Born in Abercarn in 1940, he was educated at Lewis School, Pengam, before going on to Aberystwyth University and Loughborough College.

Wales skipper John Dawes against France in 1971. Pic: Marcel Besson.

He became a schoolteacher and won his first Welsh cap at the age of 23, scoring a try against Ireland on his debut in a 13-6 win.

He launched his first-class career at Newbridge before switching to London welsh when he got a teaching job in London.

He toured South Africa with Wales in 1964 and helped Wales to win the Triple Crown in 1965 and 1969 before captaining them to Grand Slam success in 1971.

After stepping down as National Coach he became the WRU Coaching Organiser for a decade from 1980-90.

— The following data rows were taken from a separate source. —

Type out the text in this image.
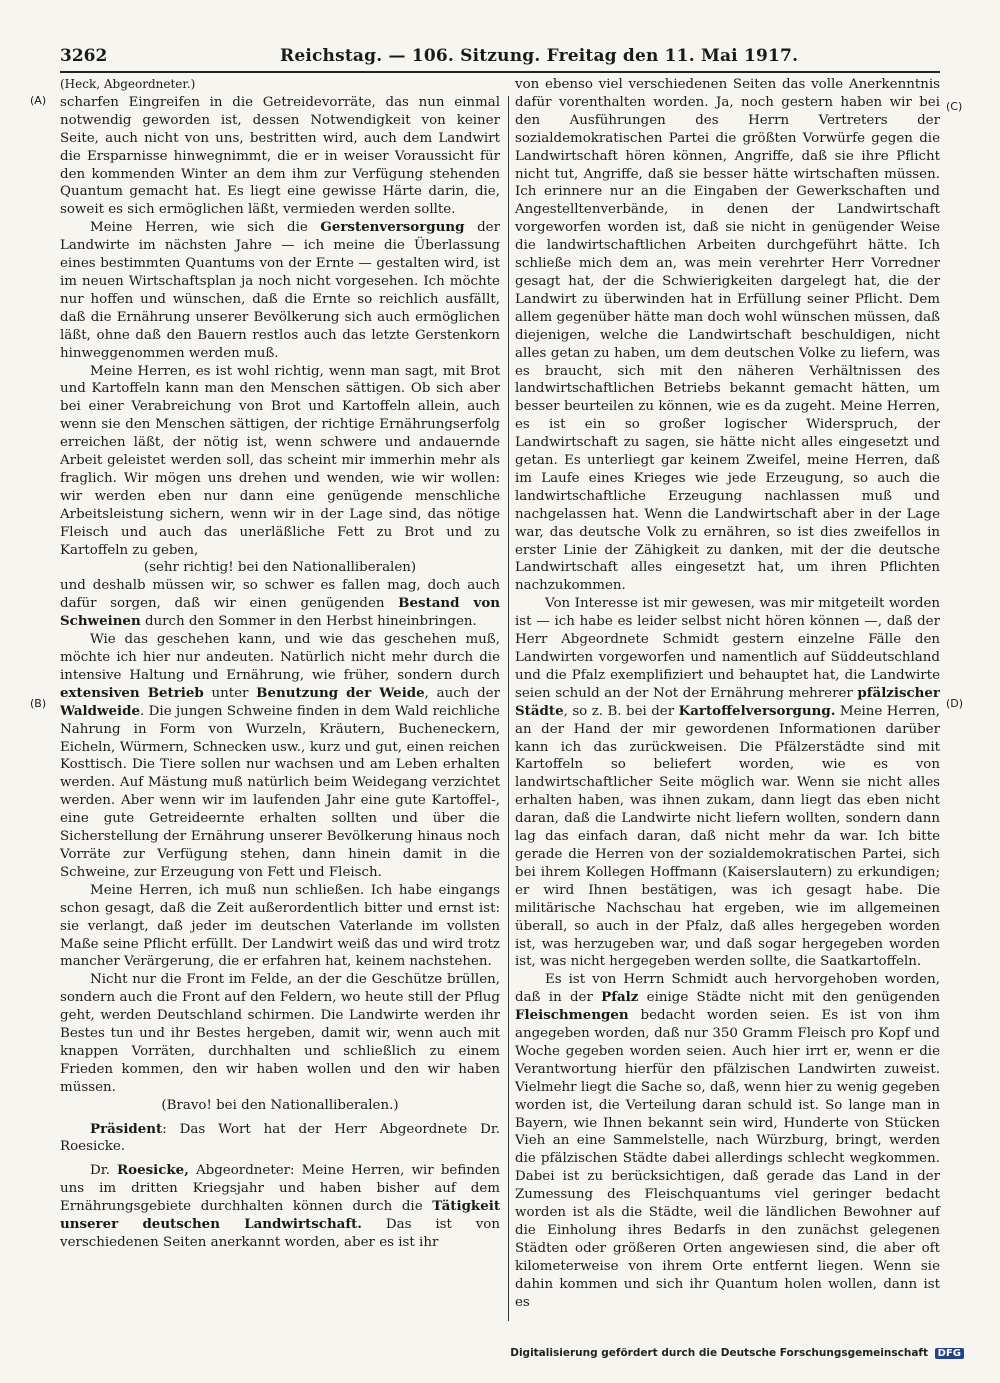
3262	Reichstag. — 106. Sitzung. Freitag den 11. Mai 1917.
(A)
(B)
(C)
(D)

(Heck, Abgeordneter.)

scharfen Eingreifen in die Getreidevorräte, das nun einmal notwendig geworden ist, dessen Notwendigkeit von keiner Seite, auch nicht von uns, bestritten wird, auch dem Landwirt die Ersparnisse hinwegnimmt, die er in weiser Voraussicht für den kommenden Winter an dem ihm zur Verfügung stehenden Quantum gemacht hat. Es liegt eine gewisse Härte darin, die, soweit es sich ermöglichen läßt, vermieden werden sollte.

Meine Herren, wie sich die Gerstenversorgung der Landwirte im nächsten Jahre — ich meine die Überlassung eines bestimmten Quantums von der Ernte — gestalten wird, ist im neuen Wirtschaftsplan ja noch nicht vorgesehen. Ich möchte nur hoffen und wünschen, daß die Ernte so reichlich ausfällt, daß die Ernährung unserer Bevölkerung sich auch ermöglichen läßt, ohne daß den Bauern restlos auch das letzte Gerstenkorn hinweggenommen werden muß.

Meine Herren, es ist wohl richtig, wenn man sagt, mit Brot und Kartoffeln kann man den Menschen sättigen. Ob sich aber bei einer Verabreichung von Brot und Kartoffeln allein, auch wenn sie den Menschen sättigen, der richtige Ernährungserfolg erreichen läßt, der nötig ist, wenn schwere und andauernde Arbeit geleistet werden soll, das scheint mir immerhin mehr als fraglich. Wir mögen uns drehen und wenden, wie wir wollen: wir werden eben nur dann eine genügende menschliche Arbeitsleistung sichern, wenn wir in der Lage sind, das nötige Fleisch und auch das unerläßliche Fett zu Brot und zu Kartoffeln zu geben,

(sehr richtig! bei den Nationalliberalen)

und deshalb müssen wir, so schwer es fallen mag, doch auch dafür sorgen, daß wir einen genügenden Bestand von Schweinen durch den Sommer in den Herbst hineinbringen.

Wie das geschehen kann, und wie das geschehen muß, möchte ich hier nur andeuten. Natürlich nicht mehr durch die intensive Haltung und Ernährung, wie früher, sondern durch extensiven Betrieb unter Benutzung der Weide, auch der Waldweide. Die jungen Schweine finden in dem Wald reichliche Nahrung in Form von Wurzeln, Kräutern, Bucheneckern, Eicheln, Würmern, Schnecken usw., kurz und gut, einen reichen Kosttisch. Die Tiere sollen nur wachsen und am Leben erhalten werden. Auf Mästung muß natürlich beim Weidegang verzichtet werden. Aber wenn wir im laufenden Jahr eine gute Kartoffel-, eine gute Getreideernte erhalten sollten und über die Sicherstellung der Ernährung unserer Bevölkerung hinaus noch Vorräte zur Verfügung stehen, dann hinein damit in die Schweine, zur Erzeugung von Fett und Fleisch.

Meine Herren, ich muß nun schließen. Ich habe eingangs schon gesagt, daß die Zeit außerordentlich bitter und ernst ist: sie verlangt, daß jeder im deutschen Vaterlande im vollsten Maße seine Pflicht erfüllt. Der Landwirt weiß das und wird trotz mancher Verärgerung, die er erfahren hat, keinem nachstehen.

Nicht nur die Front im Felde, an der die Geschütze brüllen, sondern auch die Front auf den Feldern, wo heute still der Pflug geht, werden Deutschland schirmen. Die Landwirte werden ihr Bestes tun und ihr Bestes hergeben, damit wir, wenn auch mit knappen Vorräten, durchhalten und schließlich zu einem Frieden kommen, den wir haben wollen und den wir haben müssen.

(Bravo! bei den Nationalliberalen.)

Präsident: Das Wort hat der Herr Abgeordnete Dr. Roesicke.

Dr. Roesicke, Abgeordneter: Meine Herren, wir befinden uns im dritten Kriegsjahr und haben bisher auf dem Ernährungsgebiete durchhalten können durch die Tätigkeit unserer deutschen Landwirtschaft. Das ist von verschiedenen Seiten anerkannt worden, aber es ist ihr

von ebenso viel verschiedenen Seiten das volle Anerkenntnis dafür vorenthalten worden. Ja, noch gestern haben wir bei den Ausführungen des Herrn Vertreters der sozialdemokratischen Partei die größten Vorwürfe gegen die Landwirtschaft hören können, Angriffe, daß sie ihre Pflicht nicht tut, Angriffe, daß sie besser hätte wirtschaften müssen. Ich erinnere nur an die Eingaben der Gewerkschaften und Angestelltenverbände, in denen der Landwirtschaft vorgeworfen worden ist, daß sie nicht in genügender Weise die landwirtschaftlichen Arbeiten durchgeführt hätte. Ich schließe mich dem an, was mein verehrter Herr Vorredner gesagt hat, der die Schwierigkeiten dargelegt hat, die der Landwirt zu überwinden hat in Erfüllung seiner Pflicht. Dem allem gegenüber hätte man doch wohl wünschen müssen, daß diejenigen, welche die Landwirtschaft beschuldigen, nicht alles getan zu haben, um dem deutschen Volke zu liefern, was es braucht, sich mit den näheren Verhältnissen des landwirtschaftlichen Betriebs bekannt gemacht hätten, um besser beurteilen zu können, wie es da zugeht. Meine Herren, es ist ein so großer logischer Widerspruch, der Landwirtschaft zu sagen, sie hätte nicht alles eingesetzt und getan. Es unterliegt gar keinem Zweifel, meine Herren, daß im Laufe eines Krieges wie jede Erzeugung, so auch die landwirtschaftliche Erzeugung nachlassen muß und nachgelassen hat. Wenn die Landwirtschaft aber in der Lage war, das deutsche Volk zu ernähren, so ist dies zweifellos in erster Linie der Zähigkeit zu danken, mit der die deutsche Landwirtschaft alles eingesetzt hat, um ihren Pflichten nachzukommen.

Von Interesse ist mir gewesen, was mir mitgeteilt worden ist — ich habe es leider selbst nicht hören können —, daß der Herr Abgeordnete Schmidt gestern einzelne Fälle den Landwirten vorgeworfen und namentlich auf Süddeutschland und die Pfalz exemplifiziert und behauptet hat, die Landwirte seien schuld an der Not der Ernährung mehrerer pfälzischer Städte, so z. B. bei der Kartoffelversorgung. Meine Herren, an der Hand der mir gewordenen Informationen darüber kann ich das zurückweisen. Die Pfälzerstädte sind mit Kartoffeln so beliefert worden, wie es von landwirtschaftlicher Seite möglich war. Wenn sie nicht alles erhalten haben, was ihnen zukam, dann liegt das eben nicht daran, daß die Landwirte nicht liefern wollten, sondern dann lag das einfach daran, daß nicht mehr da war. Ich bitte gerade die Herren von der sozialdemokratischen Partei, sich bei ihrem Kollegen Hoffmann (Kaiserslautern) zu erkundigen; er wird Ihnen bestätigen, was ich gesagt habe. Die militärische Nachschau hat ergeben, wie im allgemeinen überall, so auch in der Pfalz, daß alles hergegeben worden ist, was herzugeben war, und daß sogar hergegeben worden ist, was nicht hergegeben werden sollte, die Saatkartoffeln.

Es ist von Herrn Schmidt auch hervorgehoben worden, daß in der Pfalz einige Städte nicht mit den genügenden Fleischmengen bedacht worden seien. Es ist von ihm angegeben worden, daß nur 350 Gramm Fleisch pro Kopf und Woche gegeben worden seien. Auch hier irrt er, wenn er die Verantwortung hierfür den pfälzischen Landwirten zuweist. Vielmehr liegt die Sache so, daß, wenn hier zu wenig gegeben worden ist, die Verteilung daran schuld ist. So lange man in Bayern, wie Ihnen bekannt sein wird, Hunderte von Stücken Vieh an eine Sammelstelle, nach Würzburg, bringt, werden die pfälzischen Städte dabei allerdings schlecht wegkommen. Dabei ist zu berücksichtigen, daß gerade das Land in der Zumessung des Fleischquantums viel geringer bedacht worden ist als die Städte, weil die ländlichen Bewohner auf die Einholung ihres Bedarfs in den zunächst gelegenen Städten oder größeren Orten angewiesen sind, die aber oft kilometerweise von ihrem Orte entfernt liegen. Wenn sie dahin kommen und sich ihr Quantum holen wollen, dann ist es

Digitalisierung gefördert durch die Deutsche Forschungsgemeinschaft DFG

“John was always calmness personified on the field amidst the chaos of international rugby. People don’t understand how valuable it is to have someone like that on your side, someone who can see the bigger picture and calm everyone down,” added Edwards.

John Dawes at the rugby Hall of Fame in 2016. Pic: Getty Images.

“He never went over the top about our success when he was coaching. He would calmly tell us when we gathered for the first time in a season that while we weren’t a good team at that moment, by the end of the season we would be a great side.”

Dawes was appointed OBE in 1972 for his services to rugby, joined the Welsh Sports hall of Fame’s ‘Roll of Honour’ in 2003 and was inducted into the World Rugby Hall of Fame in 2016.